Checking boundaries
Like many modern programming languages, Julia uses boundary checking to ensure program security when accessing arrays. In continuous inner loops or other performance-critical situations, boundary checks can be skipped to improve runtime performance. For example, to execute vectorized (SIMD) instructions, the loop body cannot contain branches, which means it cannot contain boundary checks. In this regard, Julia contains the macro @inbounds(...)
, instructing the compiler to skip such boundary checks in a given block. User-defined array types can use the macro @boundscheck(...)
for context-dependent code selection.
Bypassing border checks
Macro @boundscheck(...)
marks code blocks that perform boundary checks. When such blocks are inserted into the block @inbounds(...)
, the compiler can remove them. The compiler removes the @boundscheck
block only if it is embedded in the calling function. For example, you can write the sum
method as follows.
function sum(A::AbstractArray)
r = zero(eltype(A))
for i in eachindex(A)
@inbounds r += A[i]
end
return r
end
Here the custom array-like type myArray
has the following form.
@inline getindex(A::MyArray, i::Real) = (@boundscheck checkbounds(A, i); A.data[to_index(i)])
Then, after inserting getindex
into sum
, the call to checkbounds(A, i)
will be omitted. If the function contains several levels of embedding, only the @boundscheck
blocks located no more than one level of embedding below are excluded. This rule prevents unintended changes to the behavior of the program from the code located further on the stack.
Attention!
With the help of @inbounds
, it is easy to accidentally reveal unsafe operations. You may be tempted to write the above example in the following form.

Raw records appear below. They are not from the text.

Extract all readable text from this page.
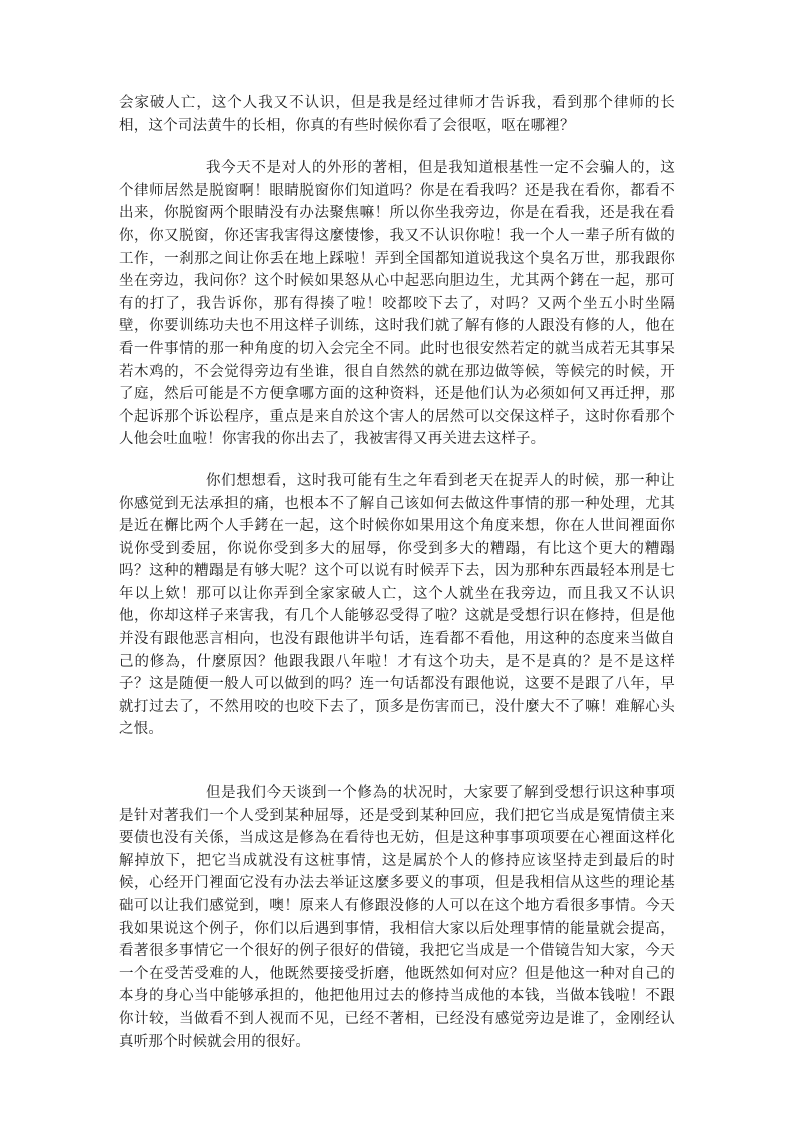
会家破人亡，这个人我又不认识，但是我是经过律师才告诉我，看到那个律师的长相，这个司法黄牛的长相，你真的有些时候你看了会很呕，呕在哪裡？

我今天不是对人的外形的著相，但是我知道根基性一定不会骗人的，这个律师居然是脱窗啊！眼睛脱窗你们知道吗？你是在看我吗？还是我在看你，都看不出来，你脱窗两个眼睛没有办法聚焦嘛！所以你坐我旁边，你是在看我，还是我在看你，你又脱窗，你还害我害得这麼悽惨，我又不认识你啦！我一个人一辈子所有做的工作，一刹那之间让你丢在地上踩啦！弄到全国都知道说我这个臭名万世，那我跟你坐在旁边，我问你？这个时候如果怒从心中起恶向胆边生，尤其两个銬在一起，那可有的打了，我告诉你，那有得揍了啦！咬都咬下去了，对吗？又两个坐五小时坐隔壁，你要训练功夫也不用这样子训练，这时我们就了解有修的人跟没有修的人，他在看一件事情的那一种角度的切入会完全不同。此时也很安然若定的就当成若无其事呆若木鸡的，不会觉得旁边有坐谁，很自自然然的就在那边做等候，等候完的时候，开了庭，然后可能是不方便拿哪方面的这种资料，还是他们认为必须如何又再迁押，那个起诉那个诉讼程序，重点是来自於这个害人的居然可以交保这样子，这时你看那个人他会吐血啦！你害我的你出去了，我被害得又再关进去这样子。

你们想想看，这时我可能有生之年看到老天在捉弄人的时候，那一种让你感觉到无法承担的痛，也根本不了解自己该如何去做这件事情的那一种处理，尤其是近在檞比两个人手銬在一起，这个时候你如果用这个角度来想，你在人世间裡面你说你受到委屈，你说你受到多大的屈辱，你受到多大的糟蹋，有比这个更大的糟蹋吗？这种的糟蹋是有够大呢？这个可以说有时候弄下去，因为那种东西最轻本刑是七年以上欸！那可以让你弄到全家家破人亡，这个人就坐在我旁边，而且我又不认识他，你却这样子来害我，有几个人能够忍受得了啦？这就是受想行识在修持，但是他并没有跟他恶言相向，也没有跟他讲半句话，连看都不看他，用这种的态度来当做自己的修為，什麼原因？他跟我跟八年啦！才有这个功夫，是不是真的？是不是这样子？这是随便一般人可以做到的吗？连一句话都没有跟他说，这要不是跟了八年，早就打过去了，不然用咬的也咬下去了，顶多是伤害而已，没什麼大不了嘛！难解心头之恨。

但是我们今天谈到一个修為的状况时，大家要了解到受想行识这种事项是针对著我们一个人受到某种屈辱，还是受到某种回应，我们把它当成是冤情债主来要债也没有关係，当成这是修為在看待也无妨，但是这种事事项项要在心裡面这样化解掉放下，把它当成就没有这桩事情，这是属於个人的修持应该坚持走到最后的时候，心经开门裡面它没有办法去举证这麼多要义的事项，但是我相信从这些的理论基础可以让我们感觉到，噢！原来人有修跟没修的人可以在这个地方看很多事情。今天我如果说这个例子，你们以后遇到事情，我相信大家以后处理事情的能量就会提高，看著很多事情它一个很好的例子很好的借镜，我把它当成是一个借镜告知大家，今天一个在受苦受难的人，他既然要接受折磨，他既然如何对应？但是他这一种对自己的本身的身心当中能够承担的，他把他用过去的修持当成他的本钱，当做本钱啦！不跟你计较，当做看不到人视而不见，已经不著相，已经没有感觉旁边是谁了，金刚经认真听那个时候就会用的很好。
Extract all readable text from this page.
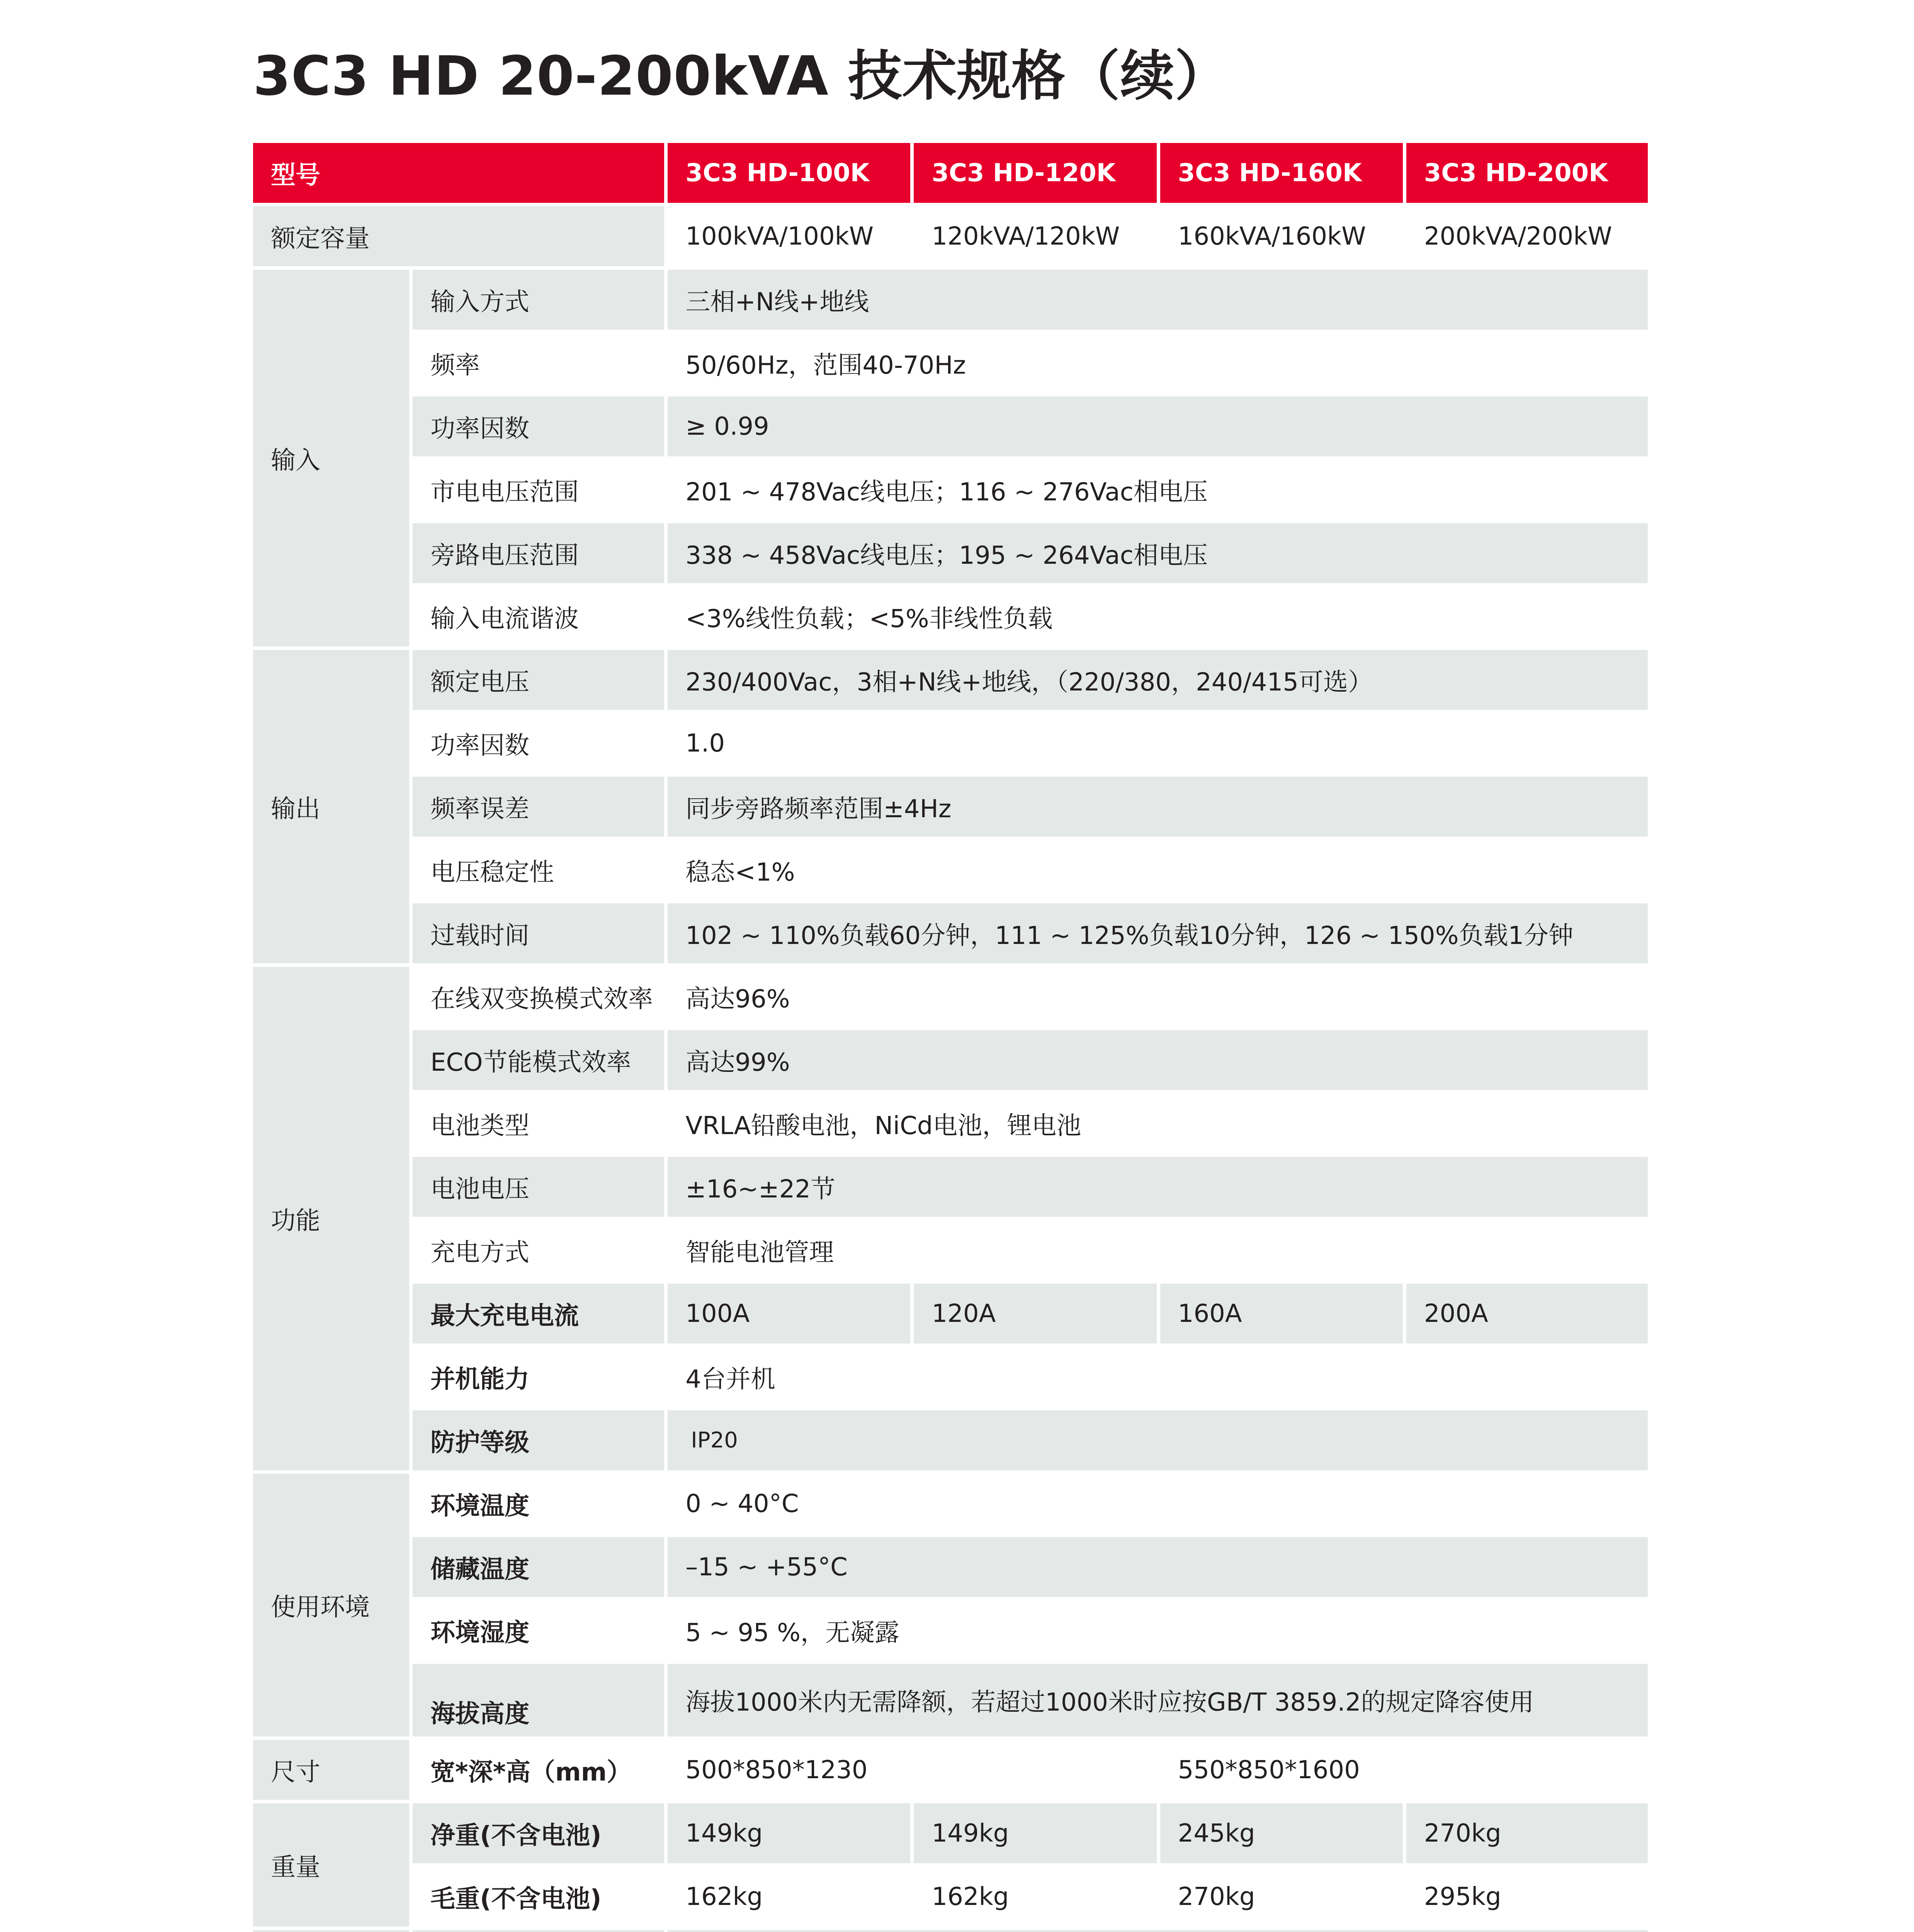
3C3 HD 20-200kVA 技术规格（续）
型号		3C3 HD-100K	3C3 HD-120K	3C3 HD-160K	3C3 HD-200K
额定容量		100kVA/100kW	120kVA/120kW	160kVA/160kW	200kVA/200kW
输入	输入方式	三相+N线+地线			
	频率	50/60Hz，范围40-70Hz			
	功率因数	≥ 0.99			
	市电电压范围	201 ~ 478Vac线电压；116 ~ 276Vac相电压			
	旁路电压范围	338 ~ 458Vac线电压；195 ~ 264Vac相电压			
	输入电流谐波	<3%线性负载；<5%非线性负载			
输出	额定电压	230/400Vac，3相+N线+地线，（220/380，240/415可选）			
	功率因数	1.0			
	频率误差	同步旁路频率范围±4Hz			
	电压稳定性	稳态<1%			
	过载时间	102 ~ 110%负载60分钟，111 ~ 125%负载10分钟，126 ~ 150%负载1分钟			
功能	在线双变换模式效率	高达96%			
	ECO节能模式效率	高达99%			
	电池类型	VRLA铅酸电池，NiCd电池，锂电池			
	电池电压	±16~±22节			
	充电方式	智能电池管理			
	最大充电电流	100A	120A	160A	200A
	并机能力	4台并机			
	防护等级	IP20			
使用环境	环境温度	0 ~ 40°C			
	储藏温度	–15 ~ +55°C			
	环境湿度	5 ~ 95 %，无凝露			
	海拔高度	海拔1000米内无需降额，若超过1000米时应按GB/T 3859.2的规定降容使用			
尺寸	宽*深*高（mm）	500*850*1230		550*850*1600	
重量	净重(不含电池)	149kg	149kg	245kg	270kg
	毛重(不含电池)	162kg	162kg	270kg	295kg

function sum(A::AbstractArray)
r = zero(eltype(A))
for i in 1:length(A)
@inbounds r += A[i]
end
return r
end
It assumes indexing based on 1 and therefore opens up dangerous memory access when usage with OffsetArrays
.
julia> using OffsetArrays
julia> sum(OffsetArray([1, 2, 3], -10))
9164911648 # Несогласованные результаты или аварийное завершение
Although the initial source of the error is 1:length(A)
, the usage of @inbounds
exacerbates the consequences from boundary error to dangerous memory accesses that are not so easily detected and debugged. It is often difficult or impossible to prove that a method using @inbounds
is safe, so it is necessary to balance the benefits of performance improvements with the risk of crashes and hidden incorrect behavior, especially in public APIs.
Distribution within borders
In certain cases, for reasons related to code organization, you may need more than one level between the '@inbounds` and @boundscheck
declarations. For example by default getindex
methods have a chain: getindex(A::AbstractArray, i::Real)
calls getindex(IndexStyle(A), A, i)
, calls `_getindex(::IndexLinear, A, i)'.
To override the rule of one level of embedding, the function can be marked using a macro Base.@propagate_inbounds
to propagate the context inside the boundaries (or the context outside the boundaries) through one additional level of embedding.
Hierarchy of boundary check calls
The general hierarchy is as follows:
-
function
checkbounds(A, I...)
, which calls the ** functioncheckbounds(Bool, A, I...)
, which calls-
the function
checkbounds_indices(Bool, axes(A), I)
, which recursively calls-
'checkindex` function for each dimension.
-
-
Here A
is an array, and I
contains the requested indexes. axes(A)
returns a tuple of allowed indices `A'.
The function checkbounds(A, I...)
returns an error if indexes are invalid, whereas the function checkbounds(Bool, A, I...)
returns false
in this case. The checkbounds_indices
function discards any information about the array except its tuple axes
and performs a pure index-to-index comparison: this allows a relatively small number of compiled methods to serve a huge variety of array types. Indexes are set as tuples and are usually compared according to the "1-1" scheme, while individual measurements are processed by calling another important function, 'checkindex'.
checkbounds_indices(Bool, (IA1, IA...), (I1, I...)) = checkindex(Bool, IA1, I1) &
checkbounds_indices(Bool, IA, I)
Therefore, the 'checkindex` function checks one dimension. For all these functions, including the non-exportable checkbounds_indices
, there is documentation available when entering the ?
character.
If you need to configure boundary checking for a specific array type, you should specialize checkbounds(Bool, A, I...)
. However, in most cases you can use the checkbounds_indices
function as long as you provide useful axes
values for your array type.
If you have new types of index, first consider the possibility of specialization checkindex
, which handles one index for a specific dimension of the array. If you have a custom multidimensional index type (similar to CartesianIndex
), you may need to consider the possibility of specializing `checkbounds_indices'.
Note that this hierarchy was designed to reduce the likelihood of method ambiguity. We try to make the checkbounds
function a place of specialization of the array type and try to avoid specialization of index types. Conversely, the 'checkindex` function is designed to specialize only the index type (especially the last argument).